I was curious to see how many people were actually driving around with low tire pressure, so I spent a couple hours at my office complex reading the tire pressure of the cars in the parking lot. Only 2 out of 78 cars had low tire pressure (which I defined to be 3 psi < recommended), but 11 cars actually had 5 psi greater than recommended pressure. The other 65 cars were within -3 to +5 psi of recommended. Arguments should be made with facts that are supported by data. It seems that politics has diluted the reason of normally clear-minded people.

Graham Glass

Hi David,

While I of course agree that recommendations should be based on data, it's also very possible that your sampling is not statistically significant. For example, it's possible that urban professionals take better care of their cars.

Cheers,
Graham

David Weber

Hi Graham,

We should all keep our cars tuned for efficient operation, but to suggest that putting air in our tires will solve our energy problems is silly.

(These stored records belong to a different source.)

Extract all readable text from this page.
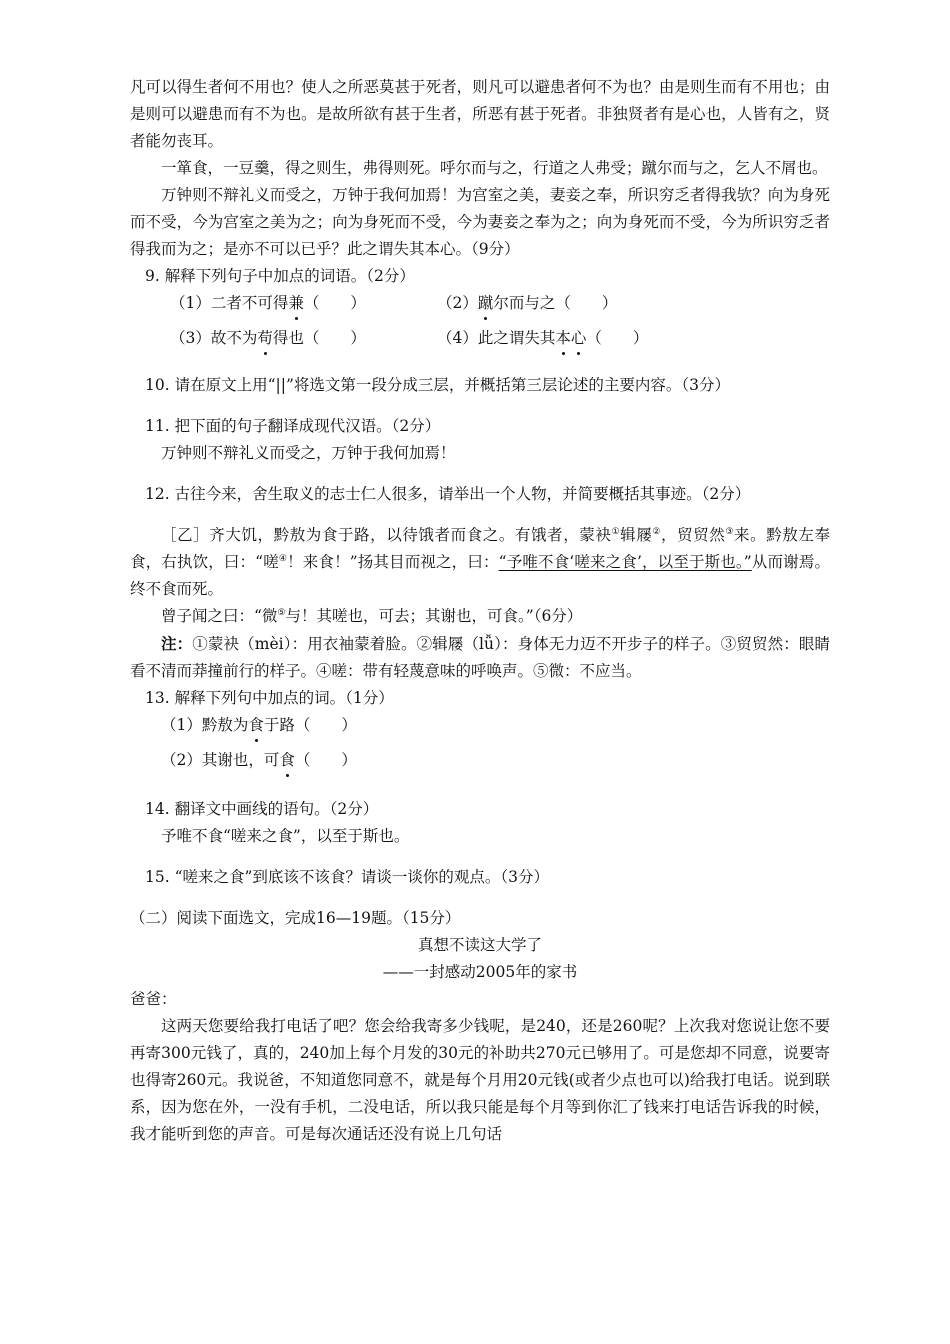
凡可以得生者何不用也？使人之所恶莫甚于死者，则凡可以避患者何不为也？由是则生而有不用也；由是则可以避患而有不为也。是故所欲有甚于生者，所恶有甚于死者。非独贤者有是心也，人皆有之，贤者能勿丧耳。

一箪食，一豆羹，得之则生，弗得则死。呼尔而与之，行道之人弗受；蹴尔而与之，乞人不屑也。

万钟则不辩礼义而受之，万钟于我何加焉！为宫室之美，妻妾之奉，所识穷乏者得我欤？向为身死而不受，今为宫室之美为之；向为身死而不受，今为妻妾之奉为之；向为身死而不受，今为所识穷乏者得我而为之；是亦不可以已乎？此之谓失其本心。（9分）

9. 解释下列句子中加点的词语。（2分）

（1）二者不可得兼（　　）	（2）蹴尔而与之（　　）
（3）故不为苟得也（　　）	（4）此之谓失其本心（　　）

10. 请在原文上用“||”将选文第一段分成三层，并概括第三层论述的主要内容。（3分）

11. 把下面的句子翻译成现代汉语。（2分）

万钟则不辩礼义而受之，万钟于我何加焉！

12. 古往今来，舍生取义的志士仁人很多，请举出一个人物，并简要概括其事迹。（2分）

［乙］齐大饥，黔敖为食于路，以待饿者而食之。有饿者，蒙袂①辑屦②，贸贸然③来。黔敖左奉食，右执饮，曰：“嗟④！来食！”扬其目而视之，曰：“予唯不食‘嗟来之食’，以至于斯也。”从而谢焉。终不食而死。

曾子闻之曰：“微⑤与！其嗟也，可去；其谢也，可食。”（6分）

注：①蒙袂（mèi）：用衣袖蒙着脸。②辑屦（lǚ）：身体无力迈不开步子的样子。③贸贸然：眼睛看不清而莽撞前行的样子。④嗟：带有轻蔑意味的呼唤声。⑤微：不应当。

13. 解释下列句中加点的词。（1分）

（1）黔敖为食于路（　　）

（2）其谢也，可食（　　）

14. 翻译文中画线的语句。（2分）

予唯不食“嗟来之食”，以至于斯也。

15. “嗟来之食”到底该不该食？请谈一谈你的观点。（3分）

（二）阅读下面选文，完成16—19题。（15分）

真想不读这大学了

——一封感动2005年的家书

爸爸：

这两天您要给我打电话了吧？您会给我寄多少钱呢，是240，还是260呢？上次我对您说让您不要再寄300元钱了，真的，240加上每个月发的30元的补助共270元已够用了。可是您却不同意，说要寄也得寄260元。我说爸，不知道您同意不，就是每个月用20元钱(或者少点也可以)给我打电话。说到联系，因为您在外，一没有手机，二没电话，所以我只能是每个月等到你汇了钱来打电话告诉我的时候，我才能听到您的声音。可是每次通话还没有说上几句话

A better idea (IMO) is to provide incentives for businesses to enable/allow some of their employees to work from home. If we took 25% of the cars out of the daily commute, we'd reduce our energy consumption and our carbon emissions dramatically.

Of course, the US still needs to become energy independent if it wants any sense of security from rogue countries.

Cheers,
David

Graham Glass

Hi David,

Barack Obama never said that putting air in our tires will solve our energy problems.

He made his remark about tire pressure while he was outlining his overall energy policy and someone in the audience asked how everyday Americans could help the country to conserve energy.

I agree with you that working from home would help, but of course the long term solution as you point out is to adopt new clean energy sources.

Cheers,
Graham

David Weber

I think this concept has some potential:

http://zeropollutionmotors.us/

What do you think? Where do we get the electricity for it? Nuclear make the most sense to me! There's a lot of potential energy stored in chemical bonds.